Senzatela goes the full 9 in stifling A's
DENVER -- Modern thinking treats pitching as an individual sport. If you pitch well, but bad things happen beyond your control, don’t worry.
Antonio Senzatela had been through enough starts like that -- and had seen too many starts like that push the Rockies below the eight-team playoff threshold.
So he controlled everything Tuesday night, firing the Rockies’ first complete game of the season and the first of his career in a 3-1 victory over the Athletics at Coors Field. It was his third time going at least seven innings in 2020, but the Rockies had split the previous two, and Senzatela had nothing on his record.
And there was one more self-motivating factor: Tuesday was the third birthday for his son, Thiago. No one was going to take the ball from him before he was done.
“In the eighth inning, Buddy [Black] talked to me,” Senzatela said of his manager. “‘How you feel?’ he said. I said I feel really good. I feel better now than at the start of the game.
“He said, ‘Be honest with me.’ I said, ‘I’m good; let me finish.’”
Elias Díaz, whose fifth-inning homer was the first by a Rockies catcher this season, said, “If the manager tried to take him out of the game, I was going to say no.”
Senzatela forced 14 groundouts and finished at 109 pitches. He struck out the next-to-last hitter, Mark Canha, with a 96.7 mph fastball and enticed Jake Lamb to ground a 95.8 mph heater to end it.
The first two hitters of the first and second innings reached base, but Senzatela escaped with one run and few pitches spent.
“You like when the pitch count’s down when there is traffic, so that was a good sign,” Black said. “The A's were aggressive early on some first-pitch swings, and we got some outs. So that helped. But again, I got to give credit to Antonio for making pitches on the first pitch.

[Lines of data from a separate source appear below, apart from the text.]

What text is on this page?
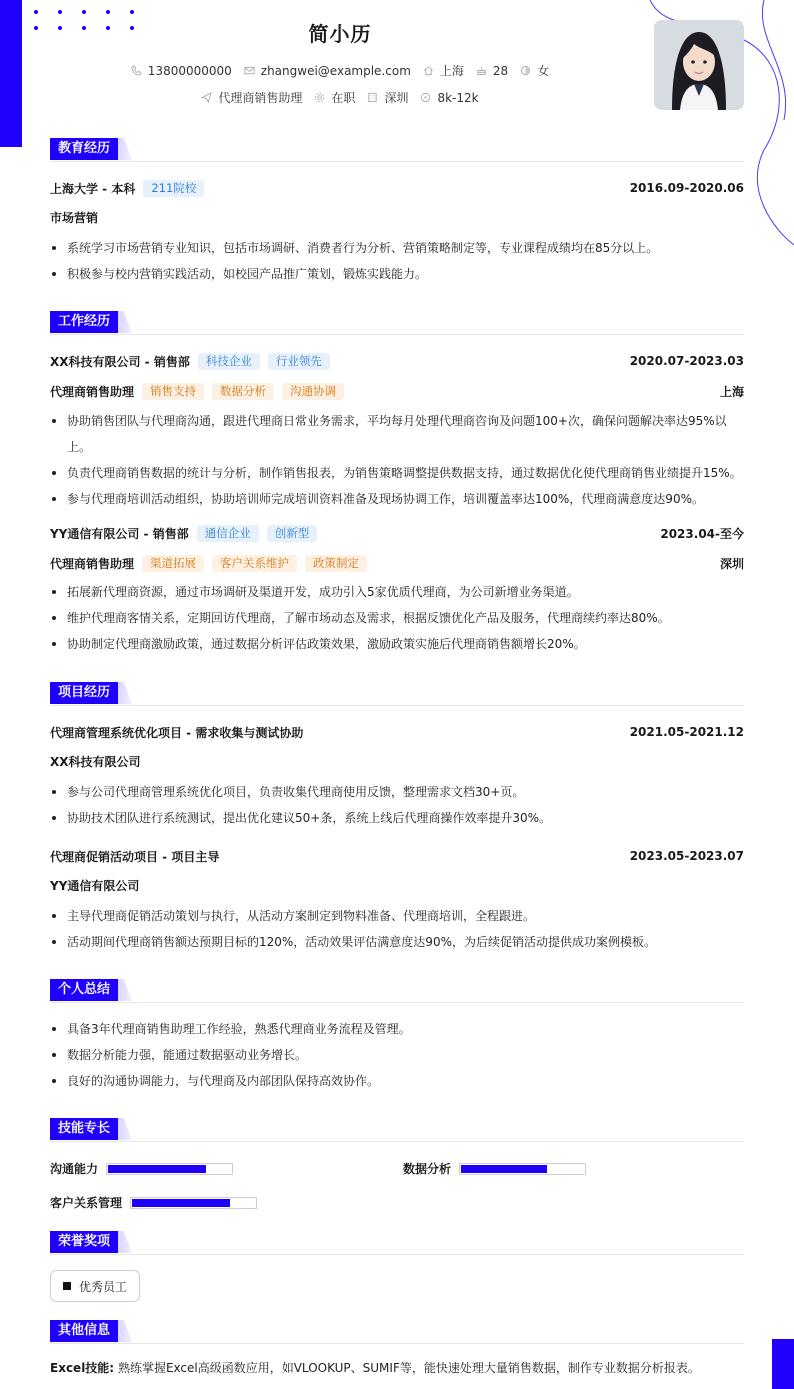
简小历
13800000000 zhangwei@example.com 上海 28 女
代理商销售助理 在职 深圳 8k-12k
教育经历
上海大学 - 本科	211院校	2016.09-2020.06
市场营销
系统学习市场营销专业知识，包括市场调研、消费者行为分析、营销策略制定等，专业课程成绩均在85分以上。
积极参与校内营销实践活动，如校园产品推广策划，锻炼实践能力。
工作经历
XX科技有限公司 - 销售部	科技企业	行业领先	2020.07-2023.03
代理商销售助理	销售支持	数据分析	沟通协调	上海
协助销售团队与代理商沟通，跟进代理商日常业务需求，平均每月处理代理商咨询及问题100+次，确保问题解决率达95%以上。
负责代理商销售数据的统计与分析，制作销售报表，为销售策略调整提供数据支持，通过数据优化使代理商销售业绩提升15%。
参与代理商培训活动组织，协助培训师完成培训资料准备及现场协调工作，培训覆盖率达100%，代理商满意度达90%。
YY通信有限公司 - 销售部	通信企业	创新型	2023.04-至今
代理商销售助理	渠道拓展	客户关系维护	政策制定	深圳
拓展新代理商资源，通过市场调研及渠道开发，成功引入5家优质代理商，为公司新增业务渠道。
维护代理商客情关系，定期回访代理商，了解市场动态及需求，根据反馈优化产品及服务，代理商续约率达80%。
协助制定代理商激励政策，通过数据分析评估政策效果，激励政策实施后代理商销售额增长20%。
项目经历
代理商管理系统优化项目 - 需求收集与测试协助	2021.05-2021.12
XX科技有限公司
参与公司代理商管理系统优化项目，负责收集代理商使用反馈，整理需求文档30+页。
协助技术团队进行系统测试，提出优化建议50+条，系统上线后代理商操作效率提升30%。
代理商促销活动项目 - 项目主导	2023.05-2023.07
YY通信有限公司
主导代理商促销活动策划与执行，从活动方案制定到物料准备、代理商培训，全程跟进。
活动期间代理商销售额达预期目标的120%，活动效果评估满意度达90%，为后续促销活动提供成功案例模板。
个人总结
具备3年代理商销售助理工作经验，熟悉代理商业务流程及管理。
数据分析能力强，能通过数据驱动业务增长。
良好的沟通协调能力，与代理商及内部团队保持高效协作。
技能专长
沟通能力	数据分析
客户关系管理
荣誉奖项
优秀员工
其他信息
Excel技能: 熟练掌握Excel高级函数应用，如VLOOKUP、SUMIF等，能快速处理大量销售数据，制作专业数据分析报表。
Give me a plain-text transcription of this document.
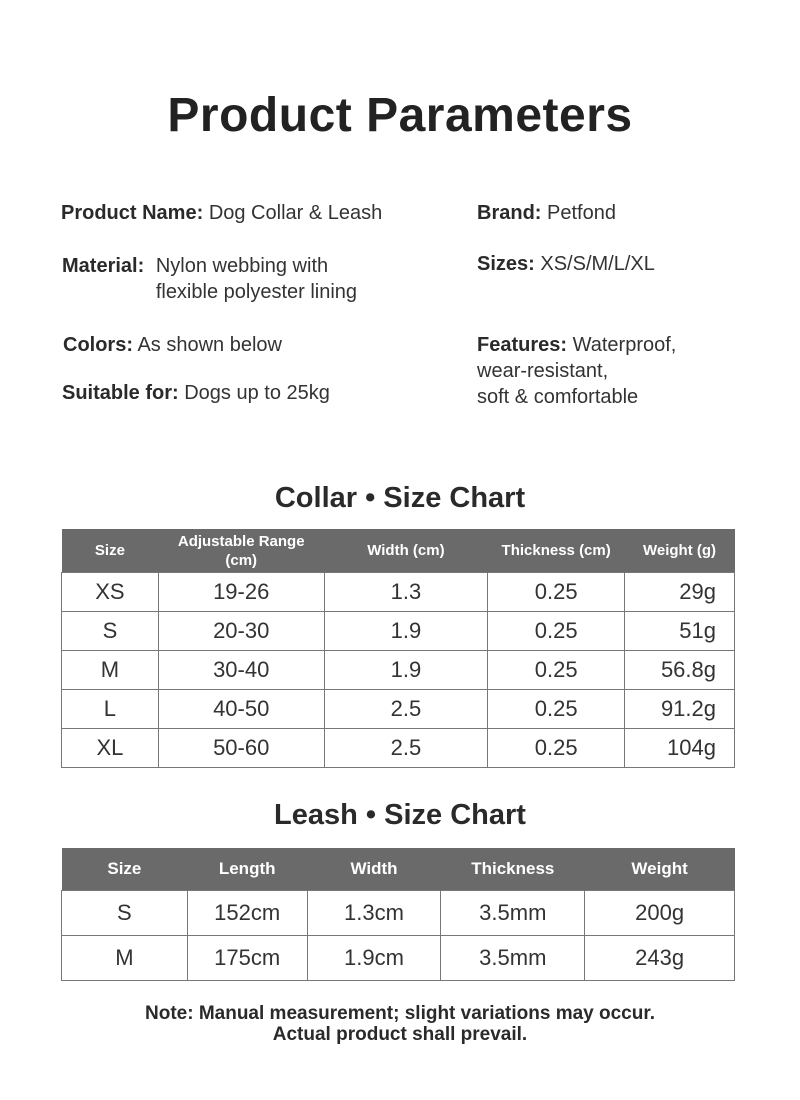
Product Parameters
Product Name: Dog Collar & Leash	Brand: Petfond
Material: Nylon webbing with
flexible polyester lining
Sizes: XS/S/M/L/XL
Colors: As shown below	Features: Waterproof,
wear-resistant,
soft & comfortable
Suitable for: Dogs up to 25kg
Collar • Size Chart
Size	Adjustable Range (cm)	Width (cm)	Thickness (cm)	Weight (g)
XS	19-26	1.3	0.25	29g
S	20-30	1.9	0.25	51g
M	30-40	1.9	0.25	56.8g
L	40-50	2.5	0.25	91.2g
XL	50-60	2.5	0.25	104g
Leash • Size Chart
Size	Length	Width	Thickness	Weight
S	152cm	1.3cm	3.5mm	200g
M	175cm	1.9cm	3.5mm	243g
Note: Manual measurement; slight variations may occur.
Actual product shall prevail.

“They must have been good enough to hit, or at least looked good enough to hit, for them to swing. That was an indication of his command.”
Senzatela held the Athletics to two runs and six hits over five innings at Oakland on July 28.
Tuesday brought the Rockies’ first complete game since Germán Márquez’s one-hitter at San Francisco on April 24 last season. It was the Rockies’ first at home since Jon Gray on Sept. 27, 2016, a 16-strikeout performance against the Padres.
“He got better as he went along,” A’s manager Bob Melvin said. “He throws a slider for a strike whenever he wants to. He threw a lot of changeups, keeps you off balance. It looked like his fastball played better and he used it more toward the end.”
Senzatela boosted the Rockies to 22-25 this season, which is only a game out of the eighth and final National League playoff spot.
Since Sept. 4, a Rockies starter has pitched at least six innings in five of the 10 games and given up fewer than three runs seven times. But at times the bullpen has faltered, and more times the offense has struggled. Kyle Freeland, Márquez and Senzatela have been dependable during this stretch. The rotation is missing Gray, who is out with right shoulder soreness.
“Tonight he [Senzatela] took the bull by the horns and got it done,” Black said. “We've seen that from Kyle and Germán. Kyle's had a very solid year with his [eight] quality starts, and Germán has had some very solid games, especially lately.
“We need those three guys. But there's two other starts to be made in a five-man rotation. We need those guys, too. So, again, proud of the starters, their overall work this year.”